“Mom, when I grow up, I’m going to have the perfect life.”
So said my almost-six-year-old yesterday afternoon.
She went on to describe the perfect Aspen trees she’d climb, the horses she’d ride. And I lost track of her detailed perfection as I looked around at the toys strewn all over the floor, her mis-matched outfit and runny nose.
I paused before replying. She sounds just like I did at that age, or a little older.
I had the perfect life. Or so I thought. Until something happened in my extended family and shattered my perfect family image.
I spent my teen years reaching for that elusive bit of a perfect life that I could control. Perfect rules. Perfect standards. Perfect relationships. And I knew that when I grew up, I’d have the perfect children, the perfect home, the perfect schedule.
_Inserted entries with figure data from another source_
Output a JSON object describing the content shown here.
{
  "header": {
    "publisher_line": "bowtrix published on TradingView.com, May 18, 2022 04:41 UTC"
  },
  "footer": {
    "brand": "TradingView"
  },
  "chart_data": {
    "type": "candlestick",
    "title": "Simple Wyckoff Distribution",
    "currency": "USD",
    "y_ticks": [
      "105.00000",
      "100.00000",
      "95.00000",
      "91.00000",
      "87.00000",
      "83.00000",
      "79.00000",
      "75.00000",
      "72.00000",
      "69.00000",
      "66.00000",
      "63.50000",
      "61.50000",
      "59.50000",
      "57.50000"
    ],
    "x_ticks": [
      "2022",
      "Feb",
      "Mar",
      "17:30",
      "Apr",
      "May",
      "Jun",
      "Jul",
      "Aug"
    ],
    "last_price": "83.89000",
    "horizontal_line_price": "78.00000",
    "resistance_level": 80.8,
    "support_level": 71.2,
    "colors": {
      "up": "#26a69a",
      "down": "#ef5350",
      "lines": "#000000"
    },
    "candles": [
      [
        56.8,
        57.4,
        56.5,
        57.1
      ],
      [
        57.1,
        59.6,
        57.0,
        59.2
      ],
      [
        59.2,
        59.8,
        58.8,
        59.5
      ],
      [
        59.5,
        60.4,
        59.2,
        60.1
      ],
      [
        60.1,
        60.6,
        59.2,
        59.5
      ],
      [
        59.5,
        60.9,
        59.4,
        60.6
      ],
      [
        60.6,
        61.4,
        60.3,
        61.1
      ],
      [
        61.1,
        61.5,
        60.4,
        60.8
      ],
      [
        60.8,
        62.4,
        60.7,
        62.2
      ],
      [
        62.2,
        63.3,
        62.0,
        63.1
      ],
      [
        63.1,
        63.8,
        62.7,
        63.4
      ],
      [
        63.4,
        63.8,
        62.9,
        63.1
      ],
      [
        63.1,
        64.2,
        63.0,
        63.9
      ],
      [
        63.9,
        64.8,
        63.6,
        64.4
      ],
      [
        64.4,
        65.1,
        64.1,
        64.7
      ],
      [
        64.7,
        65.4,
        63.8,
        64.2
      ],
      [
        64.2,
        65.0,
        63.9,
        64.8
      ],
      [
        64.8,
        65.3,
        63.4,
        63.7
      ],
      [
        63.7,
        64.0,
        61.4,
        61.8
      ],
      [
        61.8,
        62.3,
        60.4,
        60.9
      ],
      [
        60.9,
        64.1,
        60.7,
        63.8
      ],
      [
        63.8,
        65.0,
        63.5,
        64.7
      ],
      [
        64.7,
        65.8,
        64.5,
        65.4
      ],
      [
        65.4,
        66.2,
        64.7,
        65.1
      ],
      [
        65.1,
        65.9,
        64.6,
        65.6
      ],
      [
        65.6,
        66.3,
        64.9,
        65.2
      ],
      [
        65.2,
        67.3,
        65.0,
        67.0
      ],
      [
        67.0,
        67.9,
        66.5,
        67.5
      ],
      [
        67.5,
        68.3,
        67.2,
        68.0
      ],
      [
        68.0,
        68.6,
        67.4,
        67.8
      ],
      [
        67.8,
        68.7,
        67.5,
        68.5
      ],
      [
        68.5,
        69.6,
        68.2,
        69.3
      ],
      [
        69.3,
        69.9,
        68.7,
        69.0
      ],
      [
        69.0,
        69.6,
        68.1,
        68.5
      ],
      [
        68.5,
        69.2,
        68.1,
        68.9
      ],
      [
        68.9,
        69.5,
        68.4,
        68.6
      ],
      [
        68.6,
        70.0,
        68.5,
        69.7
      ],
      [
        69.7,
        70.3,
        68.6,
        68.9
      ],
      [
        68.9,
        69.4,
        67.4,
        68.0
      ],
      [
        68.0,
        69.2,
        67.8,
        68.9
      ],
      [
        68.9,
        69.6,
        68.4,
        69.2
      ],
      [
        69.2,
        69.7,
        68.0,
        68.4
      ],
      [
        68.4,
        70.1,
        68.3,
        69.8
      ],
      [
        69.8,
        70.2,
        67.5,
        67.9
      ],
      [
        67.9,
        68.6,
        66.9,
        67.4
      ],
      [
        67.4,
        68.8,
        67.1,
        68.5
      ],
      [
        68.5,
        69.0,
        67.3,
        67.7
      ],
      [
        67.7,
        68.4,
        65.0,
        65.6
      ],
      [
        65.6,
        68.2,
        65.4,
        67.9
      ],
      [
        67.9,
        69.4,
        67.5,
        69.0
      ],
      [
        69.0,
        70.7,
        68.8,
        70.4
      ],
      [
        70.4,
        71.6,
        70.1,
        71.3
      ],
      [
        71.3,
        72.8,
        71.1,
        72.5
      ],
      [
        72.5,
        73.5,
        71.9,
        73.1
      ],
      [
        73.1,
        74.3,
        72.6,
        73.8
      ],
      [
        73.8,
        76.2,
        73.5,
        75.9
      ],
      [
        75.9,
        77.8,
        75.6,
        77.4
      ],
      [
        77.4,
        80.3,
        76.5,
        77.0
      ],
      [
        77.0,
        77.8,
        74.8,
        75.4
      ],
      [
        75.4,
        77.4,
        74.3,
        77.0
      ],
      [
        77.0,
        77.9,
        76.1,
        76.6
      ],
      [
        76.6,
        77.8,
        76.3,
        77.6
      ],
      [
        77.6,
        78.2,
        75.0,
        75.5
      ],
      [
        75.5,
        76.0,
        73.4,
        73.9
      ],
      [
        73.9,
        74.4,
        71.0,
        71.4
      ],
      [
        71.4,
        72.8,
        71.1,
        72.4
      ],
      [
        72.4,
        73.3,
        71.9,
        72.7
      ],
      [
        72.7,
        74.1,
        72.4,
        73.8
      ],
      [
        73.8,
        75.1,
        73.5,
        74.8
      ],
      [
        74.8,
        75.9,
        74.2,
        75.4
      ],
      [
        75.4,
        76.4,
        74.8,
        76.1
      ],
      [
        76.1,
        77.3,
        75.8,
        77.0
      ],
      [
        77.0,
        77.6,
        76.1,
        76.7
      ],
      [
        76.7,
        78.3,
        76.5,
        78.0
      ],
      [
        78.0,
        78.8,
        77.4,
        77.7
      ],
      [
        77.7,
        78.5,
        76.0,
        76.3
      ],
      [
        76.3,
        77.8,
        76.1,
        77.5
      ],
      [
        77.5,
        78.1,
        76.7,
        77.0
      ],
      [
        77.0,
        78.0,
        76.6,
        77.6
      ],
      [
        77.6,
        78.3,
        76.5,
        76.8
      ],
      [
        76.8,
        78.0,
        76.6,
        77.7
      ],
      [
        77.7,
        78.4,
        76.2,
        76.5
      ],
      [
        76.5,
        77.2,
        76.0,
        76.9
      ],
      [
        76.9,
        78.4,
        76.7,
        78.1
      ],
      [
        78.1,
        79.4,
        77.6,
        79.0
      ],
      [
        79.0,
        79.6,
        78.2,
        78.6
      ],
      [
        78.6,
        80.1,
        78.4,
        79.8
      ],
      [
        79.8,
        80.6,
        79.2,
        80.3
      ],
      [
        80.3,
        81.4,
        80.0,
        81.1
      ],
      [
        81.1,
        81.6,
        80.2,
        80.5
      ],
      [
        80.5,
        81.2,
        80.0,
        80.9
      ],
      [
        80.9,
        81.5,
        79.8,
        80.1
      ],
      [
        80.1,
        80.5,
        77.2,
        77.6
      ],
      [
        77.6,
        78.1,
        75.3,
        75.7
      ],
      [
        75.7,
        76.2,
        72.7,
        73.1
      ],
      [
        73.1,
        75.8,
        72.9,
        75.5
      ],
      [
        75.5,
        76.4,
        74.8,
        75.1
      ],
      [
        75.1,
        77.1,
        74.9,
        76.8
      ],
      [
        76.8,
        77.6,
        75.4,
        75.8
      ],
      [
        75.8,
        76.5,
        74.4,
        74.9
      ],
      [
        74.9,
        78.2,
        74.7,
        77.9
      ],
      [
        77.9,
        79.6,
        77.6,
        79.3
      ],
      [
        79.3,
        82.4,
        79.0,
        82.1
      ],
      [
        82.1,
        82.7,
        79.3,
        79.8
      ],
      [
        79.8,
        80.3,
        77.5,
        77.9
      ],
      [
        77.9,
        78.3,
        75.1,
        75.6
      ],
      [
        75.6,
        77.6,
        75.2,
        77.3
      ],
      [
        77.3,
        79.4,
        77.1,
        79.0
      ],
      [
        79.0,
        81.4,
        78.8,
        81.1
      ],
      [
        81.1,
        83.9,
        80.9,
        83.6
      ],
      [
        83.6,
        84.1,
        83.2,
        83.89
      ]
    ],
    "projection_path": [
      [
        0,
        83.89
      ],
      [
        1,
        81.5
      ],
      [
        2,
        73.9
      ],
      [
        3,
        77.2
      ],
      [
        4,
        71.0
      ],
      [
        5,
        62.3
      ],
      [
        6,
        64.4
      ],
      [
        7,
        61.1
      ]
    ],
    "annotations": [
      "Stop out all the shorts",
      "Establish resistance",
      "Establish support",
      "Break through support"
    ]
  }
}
But here I was, in the middle of a far from perfect home, staring at the oldest of those anything but perfect children. Listening to her version of perfection. So like mine was (and too often is). So based on externals.
I pointed her to the toys on the floor, asking her to help perfect the little spot she was in now. And I tried to explain to her that our reality often differs from our dreams. That life is far from perfect. That perfection won’t make us happy.
But if earth was perfect, we wouldn’t long for Heaven. If we didn’t miss the mark, we wouldn’t need the Cross. If our lives were perfect, we wouldn’t need a Savior.
Thank God that we don’t have the perfect life.